Flanagan’s use of a solitary bedroom as the film’s prominent setting and Jessie’s limited mobility or aid of tools (save for a single glass of water perched above her head) provide an unsettling and suffocating mood, not to mention her visitors being a hungry flesh-eating stray dog and a looming death-like stranger who appears in her room at night. Rather than relying on convenient gags or a spooky soundtrack, the viewers are left with a very realistic approach to putting oneself in Jessie’s cuffs, consistently asking the question “what would I do in this situation?” as each hour ticks by. As panic and dehydration inevitably take their toll, a semblance of Jessie’s dead husband as well as a more rational and assertive vision of herself play back and forth as we gain further insight into her restricted marriage and her ability to hide inward based on past traumatic experiences. Within Jessie lies the ability to recall Gerald’s stifling words, quenching her personality into that of a subservient wife. Yet her alternate voice allows her to focus and stay calm in the situation, persisting where she may have submitted to giving up.

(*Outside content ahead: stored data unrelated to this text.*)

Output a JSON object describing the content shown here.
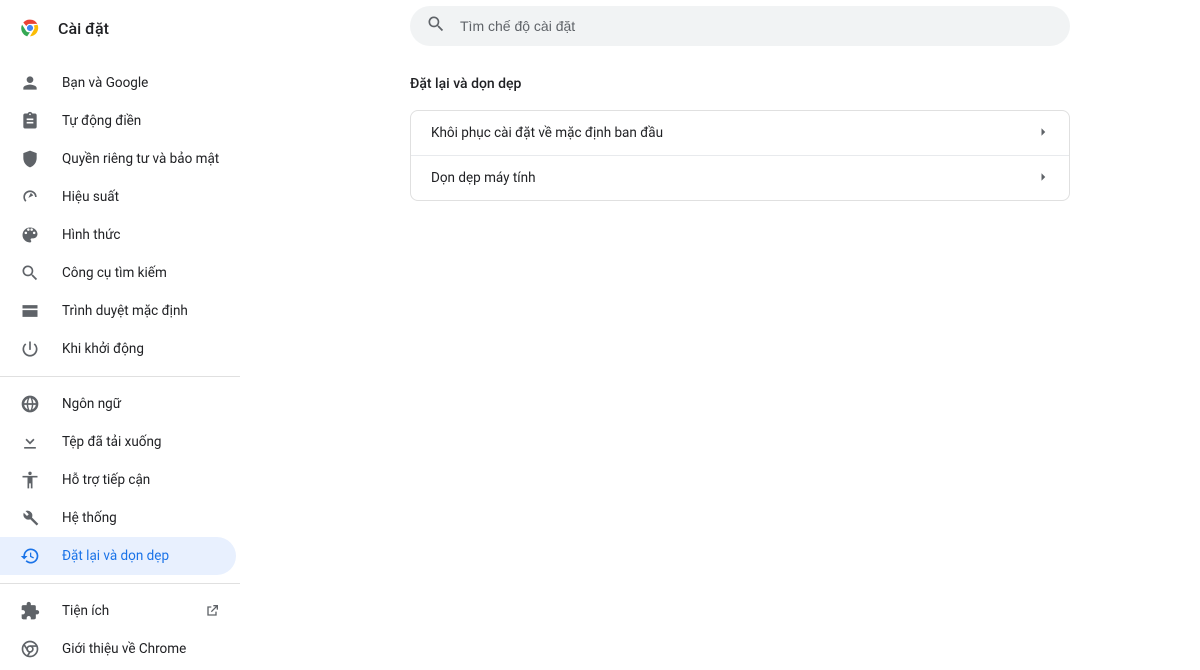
{
  "header": {
    "title": "Cài đặt"
  },
  "search": {
    "placeholder": "Tìm chế độ cài đặt"
  },
  "sidebar": {
    "groups": [
      [
        {
          "icon": "person",
          "label": "Bạn và Google"
        },
        {
          "icon": "assignment",
          "label": "Tự động điền"
        },
        {
          "icon": "shield",
          "label": "Quyền riêng tư và bảo mật"
        },
        {
          "icon": "speed",
          "label": "Hiệu suất"
        },
        {
          "icon": "palette",
          "label": "Hình thức"
        },
        {
          "icon": "search",
          "label": "Công cụ tìm kiếm"
        },
        {
          "icon": "browser",
          "label": "Trình duyệt mặc định"
        },
        {
          "icon": "power",
          "label": "Khi khởi động"
        }
      ],
      [
        {
          "icon": "globe",
          "label": "Ngôn ngữ"
        },
        {
          "icon": "download",
          "label": "Tệp đã tải xuống"
        },
        {
          "icon": "accessibility",
          "label": "Hỗ trợ tiếp cận"
        },
        {
          "icon": "wrench",
          "label": "Hệ thống"
        },
        {
          "icon": "restore",
          "label": "Đặt lại và dọn dẹp",
          "selected": true
        }
      ],
      [
        {
          "icon": "extension",
          "label": "Tiện ích",
          "external": true
        },
        {
          "icon": "chrome",
          "label": "Giới thiệu về Chrome"
        }
      ]
    ]
  },
  "main": {
    "section_title": "Đặt lại và dọn dẹp",
    "rows": [
      {
        "label": "Khôi phục cài đặt về mặc định ban đầu"
      },
      {
        "label": "Dọn dẹp máy tính"
      }
    ]
  }
}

Drawing forth flashbacks to her childhood memories with her father opens a curtain of humanity to the story with young Jessie (Chiara Aurelia)’s stellar performance revealing her inner strength yet subdued nature in light of her father’s sexual abuse. Growing up with a mother who ignored her or frequently found her a nuisance, teenage Jessie had relied on her father for love and companionship until he took advantage of her innocence. Gerald’s Game swiftly ties together the vast and lasting effects a parent’s example of what it means to love and to trust can have on a child’s future and relationships. While there are a couple convenient scenes and a particularly gruesome stand out that I had to shy my eyes away from, Gerald’s Game remains an excellent feature at exploring the psychological nature of survival and instinct without indulging in the bleakness casting a complete shadow on the human spirit and our uncontained light and strength when it comes to our will to live.